The election of Donald Trump to a second term in November 2024 indicated that tariffs would play a much larger role in US economic policy. The use of tariffs—taxes on imports— expanded significantly during Trump’s first term, with tariff revenue nearly doubling relative to the value of imports. But his 2024 campaign promised a far larger role for tariffs, and he has delivered on that promise. In early 2025, the average tariff rate soared from less than 3 percent at the end of the Biden administration to over 20 percent. As of September 4, 2025, it stood at about 17.5 percent, the highest level since 1935. While recent analysis has shown that exemptions and other factors may lower the average tariff rate below this level, this number may understate the negative economic effects of the tariffs because they vary dramatically across trade partners and goods. In any case, the future of tariffs remains unclear: Congress has yet to legislate on tariffs, and legal challenges against many of them are underway. Nonetheless, we expect these issues to be relevant to policy discussions for some time.
While tariffs have been a tool for policymakers of both parties, the recent increase in tariffs has introduced an important public debate about their role in national economic policy. The broad use of tariffs by the current Trump administration is unprecedented. It marks a departure from modern practice in wealthy countries, where tariffs are minimal. For high-income countries in the Organisation for Economic Co-operation and Development, tariffs account for a mere 1.25 percent of the value of goods imports and less than 2 percent of government revenue. Furthermore, the Trump administration’s use of tariffs is part of a larger fiscal shift that moves tax burdens away from the income tax and toward tariffs. The 2025 One Big Beautiful Bill Act extended the expiring tax cuts from the 2017 Tax Cuts and Jobs Act and enacted a broad array of new income tax cuts. At the same time, the tariffs in place as of this writing would raise substantial revenue, marking an important shift in how the US government is funded.

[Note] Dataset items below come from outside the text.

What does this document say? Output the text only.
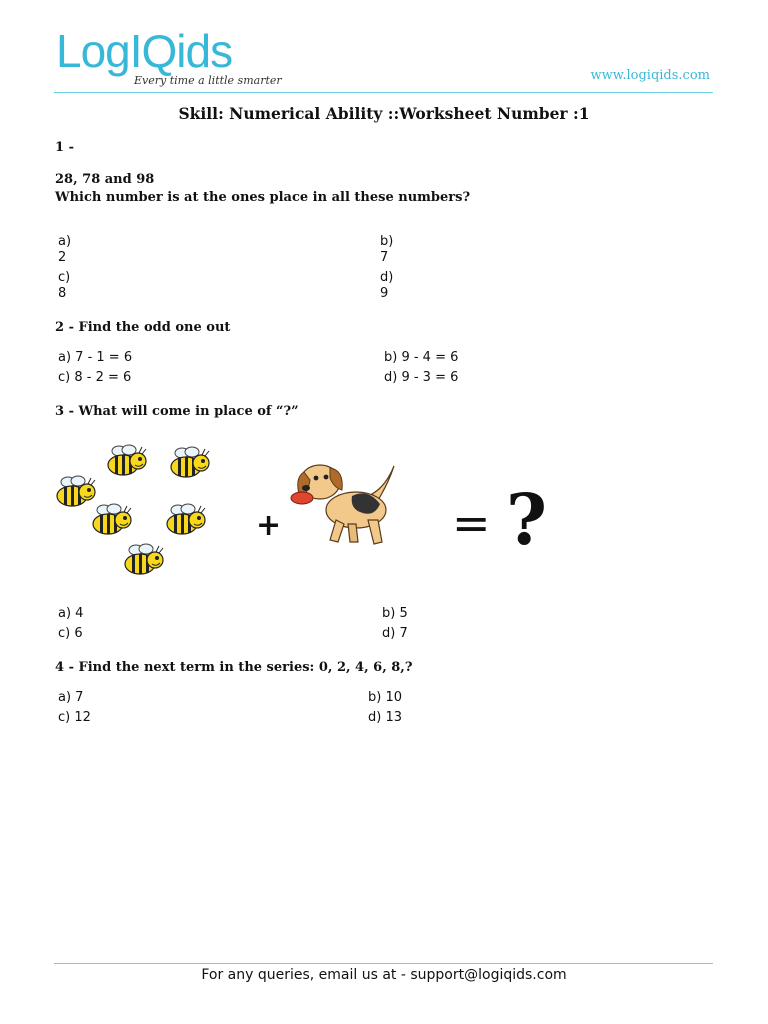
LogIQids
Every time a little smarter	www.logiqids.com
Skill: Numerical Ability ::Worksheet Number :1
1 -
28, 78 and 98
Which number is at the ones place in all these numbers?
a)
2
b)
7
c)
8
d)
9
2 - Find the odd one out
a) 7 - 1 = 6	b) 9 - 4 = 6
c) 8 - 2 = 6	d) 9 - 3 = 6
3 - What will come in place of “?”
+	= ?
a) 4	b) 5
c) 6	d) 7
4 - Find the next term in the series: 0, 2, 4, 6, 8,?
a) 7	b) 10
c) 12	d) 13
For any queries, email us at - support@logiqids.com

Our research evaluates this fiscal shift according to standard tax policy criteria, focusing on revenue, distribution, efficiency, and tax administration. The Trump tariffs have already raised substantial revenue, with 2025 revenues exceeding the year prior by about $185 billion; estimates suggest that if the tariffs stay at their current levels, they could generate about $2 trillion over the next 10 years. Our analysis finds that tariff rates of around 45 percent would maximize revenue, but even these tariffs would raise an amount less than one-fifth of federal income tax revenue. Moreover, such high tariffs would generate efficiency losses nearly equal to the revenue raised. Efficiency losses occur when taxes distort socially desirable economic activity. For example, tariffs encourage producers to shift resources toward domestic production of tariffed products and away from production of other goods and services. Our research estimates that a 20 percent tariff rate would generate efficiency losses equal to about one-third of the revenue raised.

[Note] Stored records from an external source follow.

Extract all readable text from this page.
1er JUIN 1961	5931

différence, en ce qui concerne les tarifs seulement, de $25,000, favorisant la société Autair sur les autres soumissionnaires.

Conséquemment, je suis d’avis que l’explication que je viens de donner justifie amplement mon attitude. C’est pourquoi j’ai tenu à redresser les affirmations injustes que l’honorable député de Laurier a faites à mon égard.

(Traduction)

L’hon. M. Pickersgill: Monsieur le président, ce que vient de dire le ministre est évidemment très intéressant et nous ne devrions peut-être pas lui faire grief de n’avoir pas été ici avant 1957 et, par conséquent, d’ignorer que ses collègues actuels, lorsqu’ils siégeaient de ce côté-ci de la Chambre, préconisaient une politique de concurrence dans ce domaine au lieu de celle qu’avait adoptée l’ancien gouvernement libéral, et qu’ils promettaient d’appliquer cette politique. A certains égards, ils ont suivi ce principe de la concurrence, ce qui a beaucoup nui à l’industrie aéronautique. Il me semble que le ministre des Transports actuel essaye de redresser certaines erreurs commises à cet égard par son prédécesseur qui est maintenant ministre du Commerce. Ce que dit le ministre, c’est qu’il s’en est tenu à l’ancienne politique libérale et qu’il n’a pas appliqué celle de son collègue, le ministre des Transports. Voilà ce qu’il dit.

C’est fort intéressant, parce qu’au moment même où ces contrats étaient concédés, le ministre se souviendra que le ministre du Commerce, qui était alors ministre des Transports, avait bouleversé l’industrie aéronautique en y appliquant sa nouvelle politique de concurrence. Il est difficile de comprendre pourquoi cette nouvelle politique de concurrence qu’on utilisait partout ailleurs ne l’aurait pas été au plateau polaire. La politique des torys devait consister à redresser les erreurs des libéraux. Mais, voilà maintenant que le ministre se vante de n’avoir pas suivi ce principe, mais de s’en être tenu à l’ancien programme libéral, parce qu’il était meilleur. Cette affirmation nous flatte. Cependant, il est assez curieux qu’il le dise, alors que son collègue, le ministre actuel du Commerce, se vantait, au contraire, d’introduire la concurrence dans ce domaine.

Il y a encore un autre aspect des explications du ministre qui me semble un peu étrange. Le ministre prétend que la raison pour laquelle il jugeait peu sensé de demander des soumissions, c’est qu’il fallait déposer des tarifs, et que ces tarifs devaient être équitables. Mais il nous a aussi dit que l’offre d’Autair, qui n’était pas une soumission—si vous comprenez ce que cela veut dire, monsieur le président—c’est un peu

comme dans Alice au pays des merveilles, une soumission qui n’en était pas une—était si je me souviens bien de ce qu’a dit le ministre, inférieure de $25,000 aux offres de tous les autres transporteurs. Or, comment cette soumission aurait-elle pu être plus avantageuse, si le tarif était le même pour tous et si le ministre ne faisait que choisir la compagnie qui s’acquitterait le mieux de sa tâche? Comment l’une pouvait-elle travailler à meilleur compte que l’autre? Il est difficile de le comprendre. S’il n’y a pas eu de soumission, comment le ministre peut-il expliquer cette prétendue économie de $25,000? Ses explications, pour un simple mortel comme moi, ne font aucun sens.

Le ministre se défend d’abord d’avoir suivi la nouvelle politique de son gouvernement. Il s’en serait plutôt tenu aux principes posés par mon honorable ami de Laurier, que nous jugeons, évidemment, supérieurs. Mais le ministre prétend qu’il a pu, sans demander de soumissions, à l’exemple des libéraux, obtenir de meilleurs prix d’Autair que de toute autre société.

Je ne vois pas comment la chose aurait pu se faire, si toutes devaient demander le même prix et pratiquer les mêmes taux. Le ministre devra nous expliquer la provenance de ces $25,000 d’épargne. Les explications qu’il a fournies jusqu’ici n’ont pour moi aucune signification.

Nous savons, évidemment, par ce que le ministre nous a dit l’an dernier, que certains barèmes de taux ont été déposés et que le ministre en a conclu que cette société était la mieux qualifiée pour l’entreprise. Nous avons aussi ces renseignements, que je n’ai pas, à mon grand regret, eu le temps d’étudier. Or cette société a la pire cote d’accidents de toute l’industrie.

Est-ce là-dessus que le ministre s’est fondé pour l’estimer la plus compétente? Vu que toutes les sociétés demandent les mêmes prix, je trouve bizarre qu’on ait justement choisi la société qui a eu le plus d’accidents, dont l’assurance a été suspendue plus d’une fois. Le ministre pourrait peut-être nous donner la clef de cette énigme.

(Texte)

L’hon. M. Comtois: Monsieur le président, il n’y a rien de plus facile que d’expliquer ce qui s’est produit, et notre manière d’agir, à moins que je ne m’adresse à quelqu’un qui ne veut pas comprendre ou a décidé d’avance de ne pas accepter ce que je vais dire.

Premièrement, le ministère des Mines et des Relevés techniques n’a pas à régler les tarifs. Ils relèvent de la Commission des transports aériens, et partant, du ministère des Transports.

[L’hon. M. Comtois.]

The present fiscal shift also affects the distribution of tax burdens in the United States. The One Big Beautiful Bill Act substantially cut federal income taxes in a way that favored high earners. People in the top quintile of the income distribution gained far more in after-tax income than those in the lower quintiles, and the bottom quintile was made worse off. Tariffs are also regressive, raising taxes more on those in the bottom quintile than on those at the top quintile because lower-income households spend a larger portion of their income. In addition, today’s tariffs are particularly high, variable, and uncertain. This raises compliance costs, reduces investment, creates serious tax administration problems, and encourages corruption and wasteful lobbying efforts.

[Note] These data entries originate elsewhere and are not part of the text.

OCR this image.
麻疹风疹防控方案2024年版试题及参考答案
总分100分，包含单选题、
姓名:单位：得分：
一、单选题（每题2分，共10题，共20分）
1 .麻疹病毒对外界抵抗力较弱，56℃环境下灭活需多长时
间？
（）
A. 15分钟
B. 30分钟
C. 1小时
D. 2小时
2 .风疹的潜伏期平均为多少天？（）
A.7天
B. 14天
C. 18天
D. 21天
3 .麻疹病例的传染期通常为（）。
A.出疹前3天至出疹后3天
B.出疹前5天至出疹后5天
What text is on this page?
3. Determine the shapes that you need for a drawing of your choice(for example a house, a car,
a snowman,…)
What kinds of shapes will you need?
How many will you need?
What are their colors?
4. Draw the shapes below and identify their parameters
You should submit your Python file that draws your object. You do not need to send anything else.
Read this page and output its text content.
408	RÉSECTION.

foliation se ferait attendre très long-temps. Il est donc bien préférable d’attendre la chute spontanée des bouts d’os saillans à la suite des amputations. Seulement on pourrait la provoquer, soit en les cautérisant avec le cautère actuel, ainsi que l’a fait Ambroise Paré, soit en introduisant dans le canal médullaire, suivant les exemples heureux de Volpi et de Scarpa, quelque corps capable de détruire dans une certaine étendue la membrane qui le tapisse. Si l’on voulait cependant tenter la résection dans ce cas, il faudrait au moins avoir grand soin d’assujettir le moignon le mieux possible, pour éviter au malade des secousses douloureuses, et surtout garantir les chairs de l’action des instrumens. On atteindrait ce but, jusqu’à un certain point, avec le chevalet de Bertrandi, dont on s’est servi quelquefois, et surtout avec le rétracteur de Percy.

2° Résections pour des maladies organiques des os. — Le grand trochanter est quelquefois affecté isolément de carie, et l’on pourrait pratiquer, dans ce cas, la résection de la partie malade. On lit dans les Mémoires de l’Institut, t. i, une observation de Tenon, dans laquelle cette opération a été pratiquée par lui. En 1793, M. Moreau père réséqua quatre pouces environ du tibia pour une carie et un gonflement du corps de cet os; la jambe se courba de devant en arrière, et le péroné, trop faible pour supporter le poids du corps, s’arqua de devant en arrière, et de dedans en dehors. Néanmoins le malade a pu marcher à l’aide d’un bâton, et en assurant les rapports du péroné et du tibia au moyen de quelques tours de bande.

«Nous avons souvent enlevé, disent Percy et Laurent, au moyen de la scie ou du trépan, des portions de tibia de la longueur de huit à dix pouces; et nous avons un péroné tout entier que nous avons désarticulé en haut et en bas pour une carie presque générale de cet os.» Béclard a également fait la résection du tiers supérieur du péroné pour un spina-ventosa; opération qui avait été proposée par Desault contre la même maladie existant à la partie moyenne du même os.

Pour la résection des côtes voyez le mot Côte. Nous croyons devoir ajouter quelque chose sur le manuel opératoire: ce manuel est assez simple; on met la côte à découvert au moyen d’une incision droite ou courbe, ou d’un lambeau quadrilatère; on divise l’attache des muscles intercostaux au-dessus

Finally, our research examines the macroeconomic consequences of tariffs, focusing on their effects on employment, inflation, growth, and trade balances. While tariffs may be intended to increase manufacturing employment, attract foreign investment, and/or reduce trade imbalances, these goals are unlikely to be met. Tariffs do reduce imports, but they also reduce exports, since export industries will shrink in favor of industries that compete with imports. Furthermore, export industries will be harmed by retaliatory tariffs from other countries, possible dollar appreciation, and higher prices for the imported intermediate goods used in production. Thus, broad tariffs will reduce production and increase prices, with an ambiguous effect on the trade deficit.
Ultimately, the traditional case for tariffs is limited. Tariffs can be useful for countering certain foreign trade practices or temporarily helping industries adjust to new market conditions. But most traditional aims of tariffs can be achieved by other policies that have lower efficiency costs: The income tax can redistribute income, and subsidies can stimulate strategic industries, both with lower efficiency costs than tariffs. Restricting trade with adversaries and reducing supply chain risks may justify modest tariffs, but even these applications induce trade reshuffling and collateral damage and therefore warrant restraint. In contrast, using tariffs as a broad revenue source is likely to impose substantial costs that exceed the benefits. The absence of broad tariffs in other wealthy countries is one testament to this policy lesson.
Note
This research brief is based on Kimberly A. Clausing and Maurice Obstfeld, “Tariffs as Fiscal Policy,” Peterson Institute for International Economics Working Paper 25–19, September 2025.